Her clinical trajectory featured two distinct hospitalizations within 3 months, both marked by episodes of acidosis. The first, in late spring (May 2022), was relatively mild and resolved with fluids and nutritional support. The second, occurring in mid-summer (August 2022), however, led to catastrophic deterioration, including respiratory failure, circulatory collapse, acute pancreatitis, hepatic dysfunction, and profound metabolic acidosis, within 72 h. This biphasic course prompted deeper investigation, particularly given her previously unremarkable medical history, ultimately revealing chronic surreptitious use of metformin (up to 3000 mg daily for 1 year) likely in the context of an undiagnosed eating disorder.
Although approved for type 2 diabetes, metformin is increasingly used off-label for weight loss, and reports of its abuse in individuals with disordered eating are growing[11]. In this case, covert metformin ingestion without medical indication was eventually disclosed, raising suspicion for anorexia nervosa. The presumptive diagnosis was first considered due to severe malnutrition and weight loss, but no psychiatric assessment was performed during the first hospitalization (May 2022). Only after stabilization and repeated inquiry in the second hospitalization (Augst 2022) did the patient admit to intentional metformin use, reinforcing concerns about body image distortion and reluctance to seek help in such population.

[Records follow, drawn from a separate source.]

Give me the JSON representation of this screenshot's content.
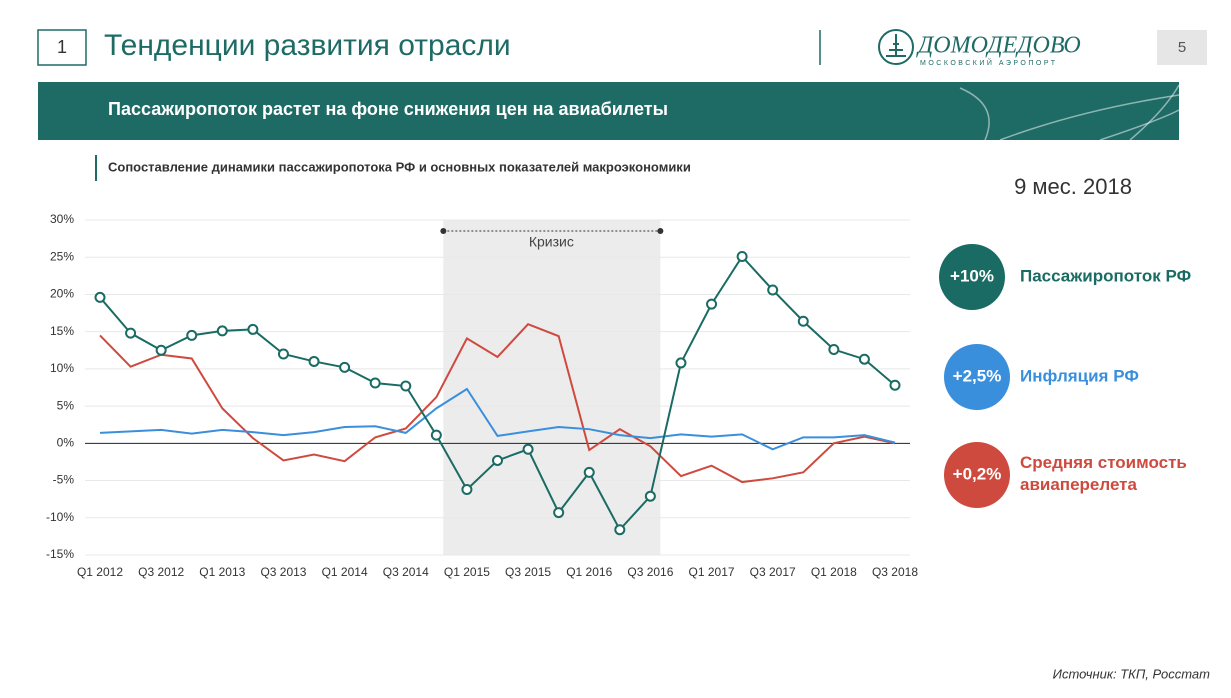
{
  "slide": {
    "number": "1",
    "title": "Тенденции развития отрасли",
    "logo": "ДОМОДЕДОВО",
    "logo_sub": "МОСКОВСКИЙ АЭРОПОРТ",
    "page": "5",
    "banner": "Пассажиропоток растет на фоне снижения цен на авиабилеты",
    "period": "9 мес. 2018",
    "badges": [
      "+10%",
      "+2,5%",
      "+0,2%"
    ],
    "source": "Источник: ТКП, Росстат"
  },
  "chart_data": {
    "type": "line",
    "title": "Сопоставление динамики пассажиропотока РФ и основных показателей макроэкономики",
    "categories": [
      "Q1 2012",
      null,
      "Q3 2012",
      null,
      "Q1 2013",
      null,
      "Q3 2013",
      null,
      "Q1 2014",
      null,
      "Q3 2014",
      null,
      "Q1 2015",
      null,
      "Q3 2015",
      null,
      "Q1 2016",
      null,
      "Q3 2016",
      null,
      "Q1 2017",
      null,
      "Q3 2017",
      null,
      "Q1 2018",
      null,
      "Q3 2018"
    ],
    "series": [
      {
        "name": "Пассажиропоток РФ",
        "color": "#1a6b63",
        "markers": true,
        "values": [
          19.6,
          14.8,
          12.5,
          14.5,
          15.1,
          15.3,
          12.0,
          11.0,
          10.2,
          8.1,
          7.7,
          1.1,
          -6.2,
          -2.3,
          -0.8,
          -9.3,
          -3.9,
          -11.6,
          -7.1,
          10.8,
          18.7,
          25.1,
          20.6,
          16.4,
          12.6,
          11.3,
          7.8
        ]
      },
      {
        "name": "Инфляция РФ",
        "color": "#3a8fdc",
        "markers": false,
        "values": [
          1.4,
          1.6,
          1.8,
          1.3,
          1.8,
          1.5,
          1.1,
          1.5,
          2.2,
          2.3,
          1.4,
          4.7,
          7.3,
          1.0,
          1.6,
          2.2,
          1.9,
          1.1,
          0.7,
          1.2,
          0.9,
          1.2,
          -0.8,
          0.8,
          0.8,
          1.1,
          0.1
        ]
      },
      {
        "name": "Средняя стоимость авиаперелета",
        "color": "#cf4a3e",
        "markers": false,
        "values": [
          14.5,
          10.3,
          11.9,
          11.4,
          4.7,
          0.7,
          -2.3,
          -1.5,
          -2.4,
          0.8,
          2.0,
          6.2,
          14.1,
          11.6,
          16.0,
          14.4,
          -0.9,
          1.9,
          -0.4,
          -4.4,
          -3.0,
          -5.2,
          -4.7,
          -3.9,
          0.0,
          0.9,
          0.0
        ]
      }
    ],
    "ylim": [
      -15,
      30
    ],
    "yticks": [
      {
        "value": -15,
        "label": "-15%"
      },
      {
        "value": -10,
        "label": "-10%"
      },
      {
        "value": -5,
        "label": "-5%"
      },
      {
        "value": 0,
        "label": "0%"
      },
      {
        "value": 5,
        "label": "5%"
      },
      {
        "value": 10,
        "label": "10%"
      },
      {
        "value": 15,
        "label": "15%"
      },
      {
        "value": 20,
        "label": "20%"
      },
      {
        "value": 25,
        "label": "25%"
      },
      {
        "value": 30,
        "label": "30%"
      }
    ],
    "grid": true,
    "annotation": "Кризис"
  }
}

Anorexia nervosa has a lifetime prevalence of 0.8%-6.3% in females and 0.1%-0.3% in males, yet lots of patients remains underdiagnosed, especially in culturally conservative settings such as the Middle East[12]. In Syria and other Middle Eastern countries, psychiatric illness is often heavily stigmatized. Patients may hide symptoms, avoid treatment, and delay disclosure out of fear of social judgment[3]. In our patient’s case this sociocultural stigma likely contributed to the delayed recognition of her eating disorder and the covert behavior that led to her critical illness.

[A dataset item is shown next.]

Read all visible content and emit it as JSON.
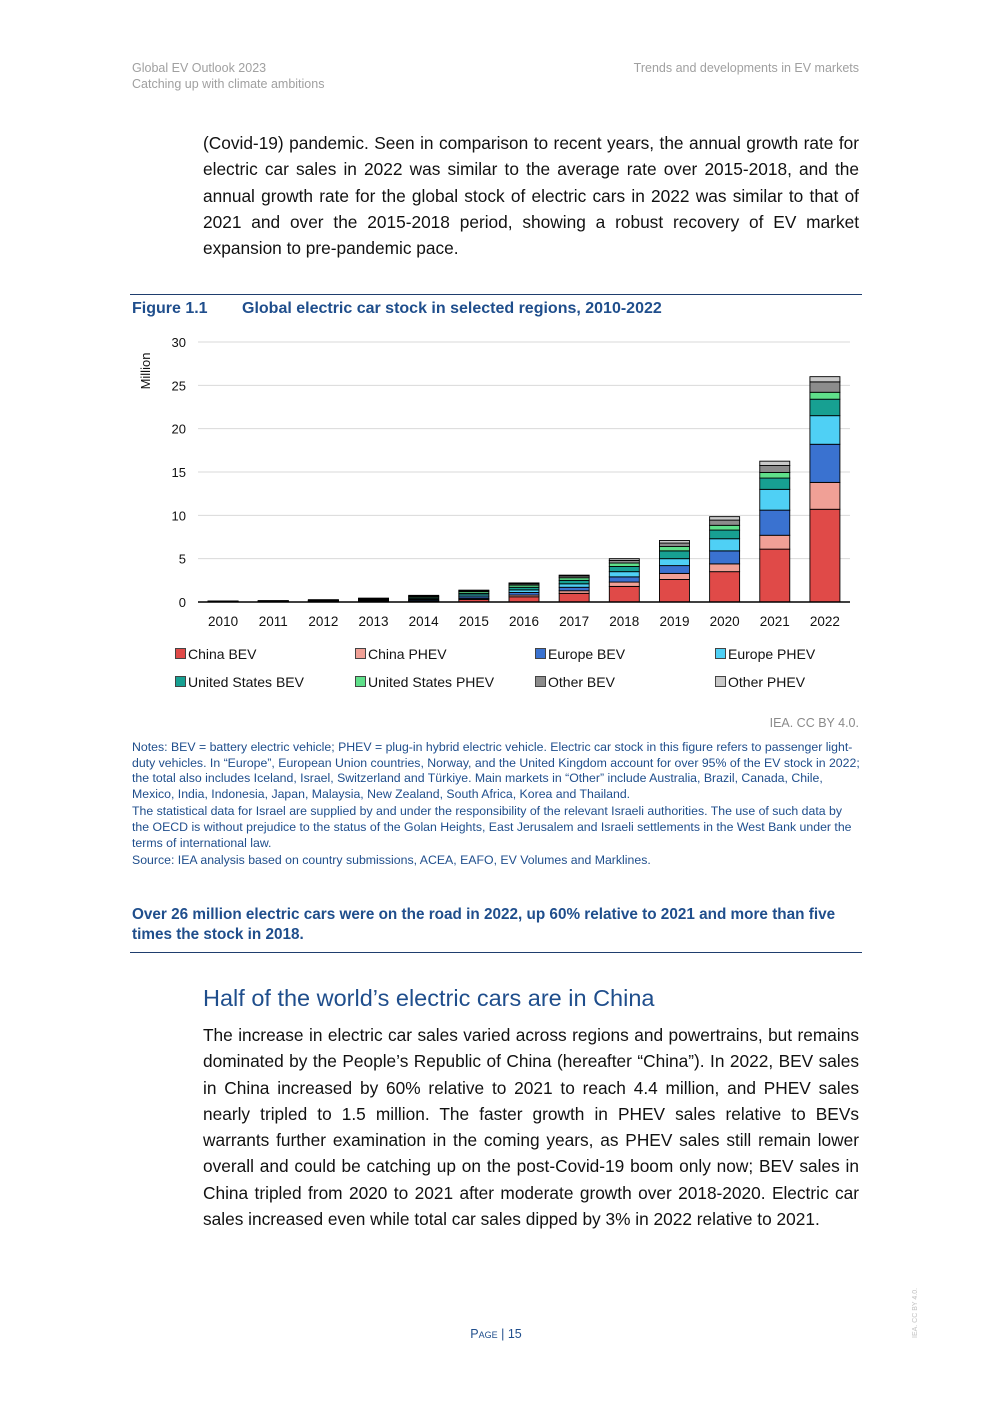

This case underscored a crucial yet often overlooked dimension of modern medicine: The intersection of psychiatric illness with severe medical deterioration. The artificial divide between “medical” and “psychiatric” domains can obscure the root cause of disease, particularly when psychological disorders manifest somatically or covertly. Clinicians must be equipped to recognize behavioral cues, ask sensitive yet direct questions, and maintain a high index of suspicion for psychiatric pathology in unexplained or atypical presentations. In societies where discussing mental health remains taboo, a stigma-conscious and integrated approach is not only beneficial: It can be lifesaving.

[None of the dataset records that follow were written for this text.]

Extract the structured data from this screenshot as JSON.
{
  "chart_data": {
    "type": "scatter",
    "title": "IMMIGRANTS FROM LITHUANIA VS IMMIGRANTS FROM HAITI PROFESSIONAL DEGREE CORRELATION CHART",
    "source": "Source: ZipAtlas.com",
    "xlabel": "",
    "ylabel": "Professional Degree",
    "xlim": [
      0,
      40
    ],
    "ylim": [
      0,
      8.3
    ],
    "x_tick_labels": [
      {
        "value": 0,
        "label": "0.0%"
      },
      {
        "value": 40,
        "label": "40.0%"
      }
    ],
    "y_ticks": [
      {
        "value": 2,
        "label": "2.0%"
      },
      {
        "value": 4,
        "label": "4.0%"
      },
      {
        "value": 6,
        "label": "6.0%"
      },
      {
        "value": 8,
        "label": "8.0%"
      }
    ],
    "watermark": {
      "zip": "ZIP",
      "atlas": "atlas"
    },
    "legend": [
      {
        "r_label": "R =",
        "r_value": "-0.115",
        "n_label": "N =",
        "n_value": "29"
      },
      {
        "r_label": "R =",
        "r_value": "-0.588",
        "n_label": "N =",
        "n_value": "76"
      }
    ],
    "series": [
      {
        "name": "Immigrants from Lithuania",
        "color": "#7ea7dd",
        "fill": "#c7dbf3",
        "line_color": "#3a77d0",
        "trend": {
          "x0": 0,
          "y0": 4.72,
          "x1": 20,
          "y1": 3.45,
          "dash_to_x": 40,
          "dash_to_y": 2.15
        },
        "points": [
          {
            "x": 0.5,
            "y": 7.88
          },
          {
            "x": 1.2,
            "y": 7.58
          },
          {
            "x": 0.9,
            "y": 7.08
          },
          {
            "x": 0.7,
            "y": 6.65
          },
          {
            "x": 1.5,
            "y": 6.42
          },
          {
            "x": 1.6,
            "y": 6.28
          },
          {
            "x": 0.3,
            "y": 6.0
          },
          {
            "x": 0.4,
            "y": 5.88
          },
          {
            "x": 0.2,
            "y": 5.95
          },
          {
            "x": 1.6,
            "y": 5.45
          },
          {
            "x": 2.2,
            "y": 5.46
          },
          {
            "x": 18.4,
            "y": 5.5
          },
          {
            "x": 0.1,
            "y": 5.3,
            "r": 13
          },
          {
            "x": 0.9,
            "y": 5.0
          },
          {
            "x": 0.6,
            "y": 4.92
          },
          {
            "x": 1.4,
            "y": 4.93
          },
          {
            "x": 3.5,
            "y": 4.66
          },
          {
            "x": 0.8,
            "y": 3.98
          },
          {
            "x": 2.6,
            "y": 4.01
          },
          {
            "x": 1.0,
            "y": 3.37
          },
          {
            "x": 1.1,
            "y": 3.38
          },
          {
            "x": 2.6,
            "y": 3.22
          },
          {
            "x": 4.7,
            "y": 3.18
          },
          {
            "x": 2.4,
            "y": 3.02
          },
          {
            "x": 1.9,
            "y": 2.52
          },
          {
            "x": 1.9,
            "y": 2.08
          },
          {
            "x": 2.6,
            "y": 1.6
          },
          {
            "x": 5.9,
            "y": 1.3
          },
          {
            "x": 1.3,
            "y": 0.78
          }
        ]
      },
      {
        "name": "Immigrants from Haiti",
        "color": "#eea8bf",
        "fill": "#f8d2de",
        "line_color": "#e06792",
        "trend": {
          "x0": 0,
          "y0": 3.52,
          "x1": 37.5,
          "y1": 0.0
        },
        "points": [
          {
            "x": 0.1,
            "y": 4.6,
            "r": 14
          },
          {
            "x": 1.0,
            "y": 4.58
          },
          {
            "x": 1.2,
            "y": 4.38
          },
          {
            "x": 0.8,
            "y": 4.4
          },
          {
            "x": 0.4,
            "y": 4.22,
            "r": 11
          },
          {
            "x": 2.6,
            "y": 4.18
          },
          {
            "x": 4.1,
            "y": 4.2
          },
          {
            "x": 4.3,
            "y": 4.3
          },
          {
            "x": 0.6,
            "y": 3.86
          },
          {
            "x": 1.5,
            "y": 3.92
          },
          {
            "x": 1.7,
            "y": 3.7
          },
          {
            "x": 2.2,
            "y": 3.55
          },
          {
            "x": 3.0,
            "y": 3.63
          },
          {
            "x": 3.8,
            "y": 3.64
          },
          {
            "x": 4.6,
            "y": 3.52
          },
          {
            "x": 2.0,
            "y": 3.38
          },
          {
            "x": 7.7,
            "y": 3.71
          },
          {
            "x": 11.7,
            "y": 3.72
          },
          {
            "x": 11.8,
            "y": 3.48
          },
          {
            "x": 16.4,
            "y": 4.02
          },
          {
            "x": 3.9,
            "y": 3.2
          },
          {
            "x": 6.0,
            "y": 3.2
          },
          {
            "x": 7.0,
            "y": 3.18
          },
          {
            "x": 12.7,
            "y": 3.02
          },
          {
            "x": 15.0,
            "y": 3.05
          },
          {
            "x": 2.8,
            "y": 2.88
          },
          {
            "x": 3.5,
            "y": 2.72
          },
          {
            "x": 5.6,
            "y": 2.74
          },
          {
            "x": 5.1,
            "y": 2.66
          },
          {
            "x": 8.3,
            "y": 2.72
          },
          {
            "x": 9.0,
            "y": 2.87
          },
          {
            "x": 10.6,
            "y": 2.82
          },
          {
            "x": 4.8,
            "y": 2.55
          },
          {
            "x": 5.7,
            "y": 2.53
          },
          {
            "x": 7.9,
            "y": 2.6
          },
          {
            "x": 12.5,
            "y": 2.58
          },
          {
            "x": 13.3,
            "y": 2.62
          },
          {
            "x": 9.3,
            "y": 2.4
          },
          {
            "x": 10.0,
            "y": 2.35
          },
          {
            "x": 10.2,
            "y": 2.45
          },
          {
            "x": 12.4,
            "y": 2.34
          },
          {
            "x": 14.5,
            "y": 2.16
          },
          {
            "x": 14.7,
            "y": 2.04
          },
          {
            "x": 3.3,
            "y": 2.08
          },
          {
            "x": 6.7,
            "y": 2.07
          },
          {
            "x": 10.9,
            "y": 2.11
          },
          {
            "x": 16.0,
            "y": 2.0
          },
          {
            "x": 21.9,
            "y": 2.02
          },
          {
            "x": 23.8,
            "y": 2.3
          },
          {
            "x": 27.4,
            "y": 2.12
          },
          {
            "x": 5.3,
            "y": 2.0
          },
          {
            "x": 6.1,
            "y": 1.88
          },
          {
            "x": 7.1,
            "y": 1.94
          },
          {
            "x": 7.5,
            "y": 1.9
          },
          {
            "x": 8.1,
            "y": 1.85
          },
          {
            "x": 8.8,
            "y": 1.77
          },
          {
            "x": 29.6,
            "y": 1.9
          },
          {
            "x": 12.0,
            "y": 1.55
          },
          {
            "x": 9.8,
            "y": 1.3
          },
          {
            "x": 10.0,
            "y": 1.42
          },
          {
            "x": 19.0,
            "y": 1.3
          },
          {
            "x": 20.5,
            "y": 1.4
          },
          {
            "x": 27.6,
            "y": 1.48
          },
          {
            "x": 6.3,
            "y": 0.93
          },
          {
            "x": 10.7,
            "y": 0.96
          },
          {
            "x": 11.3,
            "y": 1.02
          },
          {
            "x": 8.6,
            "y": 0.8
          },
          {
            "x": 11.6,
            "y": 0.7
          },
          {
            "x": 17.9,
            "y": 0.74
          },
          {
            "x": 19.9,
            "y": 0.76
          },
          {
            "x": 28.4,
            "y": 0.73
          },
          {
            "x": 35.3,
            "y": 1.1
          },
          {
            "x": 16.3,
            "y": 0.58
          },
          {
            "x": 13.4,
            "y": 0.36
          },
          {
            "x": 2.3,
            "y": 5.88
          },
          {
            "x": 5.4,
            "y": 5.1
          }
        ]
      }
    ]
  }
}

This case underscored the severe and potentially fatal complications that can arise from covert metformin misuse, particularly in patients with underlying eating disorders such as anorexia nervosa. Prolonged and excessive metformin use may precipitate profound metabolic disturbances, including mixed metabolic acidosis and progression to MODS. Timely diagnosis, careful elicitation of a detailed history, and a multidisciplinary approach that integrates both medical stabilization and psychiatric intervention are critical to improving outcomes and preventing relapse. Raising awareness about this dangerous practice is vital, especially in regions where mental health stigma may delay recognition and treatment.
We thank the patient for allowing us to share her case details and being cooperative with us.